Passenger electric vehicle sales are set to rise from 6.6 million sold in 2021 to 21 million in 2025. The fleet of EVs on the road hits 77 million by 2025 and 229 million by 2030, based on BNEF’s Economic Transition Scenario. That’s up from 16 million at the end of 2021, and reflective of the remarkable success story of EVs in the energy transition to date.
Meanwhile, the market researcher found that sales of internal combustion engine vehicles already peaked in 2017 and, thus, the expectation is that the global fleet of ICE passenger vehicles will start to decline in 2024.
According to BNEF, to get on track for a net-zero global fleet by 2050, zero-emission vehicles need to represent 61% of global new passenger vehicle sales by 2030, 93% by 2035, and the last ICE vehicle of any segment needs to be sold by 2038.
In the view of the report’s lead author Colin McKerracher, developed countries and multilateral institutions should include electric vehicle investments, incentives and charging infrastructure deployments in their international climate finance plans, making capital available to emerging economies that have credible plans to develop this sector. Since concessional finance has been a key enabler for the development of renewable power generation in emerging economies, it could play a similar role in the EV sector.
“The fleet of passenger electric vehicles is set to hit 469 million in 2035 in the Economic Transition Scenario but needs to jump to 612 million by the same date in the Net Zero Scenario,” the report reads. “Much of the gap will have to be met in emerging economies, while wealthy countries should look at ways to support the transition in those markets and avoid a global slowdown of adoption.”

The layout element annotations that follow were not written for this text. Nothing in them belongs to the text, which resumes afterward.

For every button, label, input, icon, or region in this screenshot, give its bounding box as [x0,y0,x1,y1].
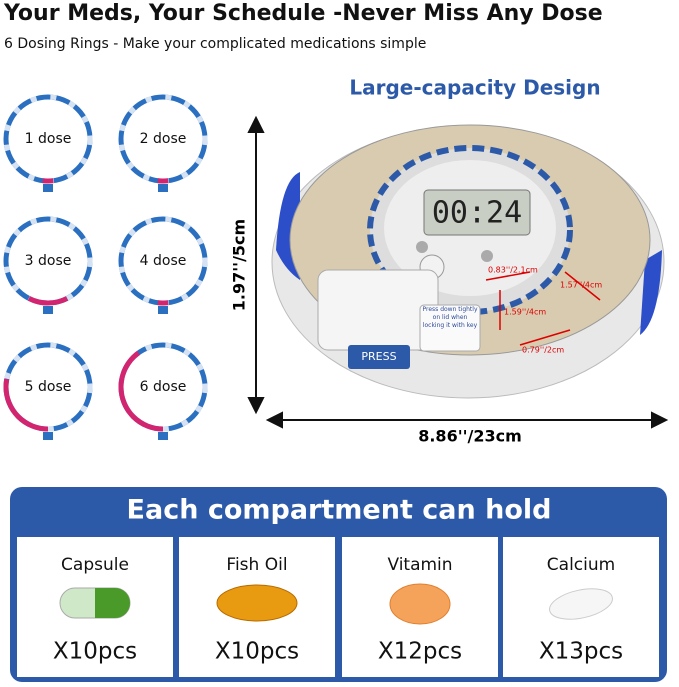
subtitle: 6 Dosing Rings - Make your complicated m… [4,36,426,52]
width-label: 8.86''/23cm [418,427,522,446]
dosing-ring: 6 dose [118,342,208,440]
dosing-ring: 4 dose [118,216,208,314]
lid-note: Press down tightly on lid when locking i… [422,306,478,329]
title: Your Meds, Your Schedule -Never Miss Any… [3,1,603,26]
ring-label: 6 dose [140,379,187,395]
dimension-arrows [247,115,669,429]
item-name: Fish Oil [226,555,287,575]
item-count: X12pcs [378,639,462,665]
device-heading: Large-capacity Design [349,76,600,100]
pill-dispenser: 00:24 Press down tightly on lid when loc… [271,124,665,399]
capacity-item: Calcium X13pcs [503,537,659,677]
item-name: Calcium [547,555,615,575]
capacity-item: Fish Oil X10pcs [179,537,335,677]
capacity-panel [10,487,667,682]
display: 00:24 [432,196,522,231]
dimension-label: 1.57''/4cm [560,281,602,290]
item-name: Vitamin [387,555,452,575]
dosing-rings: 1 dose 2 dose 3 dose 4 dose 5 dose 6 dose [3,94,208,440]
ring-label: 3 dose [25,253,72,269]
dimension-label: 0.79''/2cm [522,346,564,355]
ring-label: 2 dose [140,131,187,147]
dimension-label: 0.83''/2.1cm [488,266,538,275]
item-count: X13pcs [539,639,623,665]
dosing-ring: 3 dose [3,216,93,314]
item-count: X10pcs [53,639,137,665]
item-name: Capsule [61,555,129,575]
ring-label: 4 dose [140,253,187,269]
press-button[interactable]: PRESS [361,350,396,363]
dosing-ring: 2 dose [118,94,208,192]
capacity-item: Capsule X10pcs [17,537,173,677]
ring-label: 5 dose [25,379,72,395]
dimension-label: 1.59''/4cm [504,308,546,317]
height-label: 1.97''/5cm [230,219,249,311]
capacity-item: Vitamin X12pcs [342,537,498,677]
dosing-ring: 1 dose [3,94,93,192]
ring-label: 1 dose [25,131,72,147]
dosing-ring: 5 dose [3,342,93,440]
capacity-heading: Each compartment can hold [127,495,552,526]
capacity-items: Capsule X10pcs Fish Oil X10pcs Vitamin X12pcs… [17,537,659,677]
item-count: X10pcs [215,639,299,665]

The report notes that two-and three-wheelers and buses are already very close to the trajectory needed to achieve BNEF’s NZS. However, medium and heavy commercial vehicles are lagging far behind, and need strong additional policy measures to meet net-zero.
“Under the Economic Transition Scenario, only 29% of these vehicles achieve zero emissions by 2050 – far from the full adoption needed for net-zero,” BNEF points out. “In addition to introducing tighter fuel economy or CO2 standards for trucks, governments may need to consider mandates for the electrification of fleets, including those of governments and transport operators. Governments should also consider zero-emissions zones in cities, and incentives to push freight into smaller trucks which can electrify faster than larger ones.”
For the experts at BNEF, battery-electric trucks are likely to become a viable option for heavy-duty long-haul operations by the end of the 2020s, when megawatt-scale charging stations and higher energy density batteries become a reality.
“Direct electrification via batteries appears to be the most economically attractive and efficient approach to decarbonizing road transport, including trucking, and should be pursued wherever possible,” the report states. “Hydrogen fuel cell vehicles can help fill the small gaps left by electrification in some heavy vehicles, in regions or duty cycles where batteries struggle.”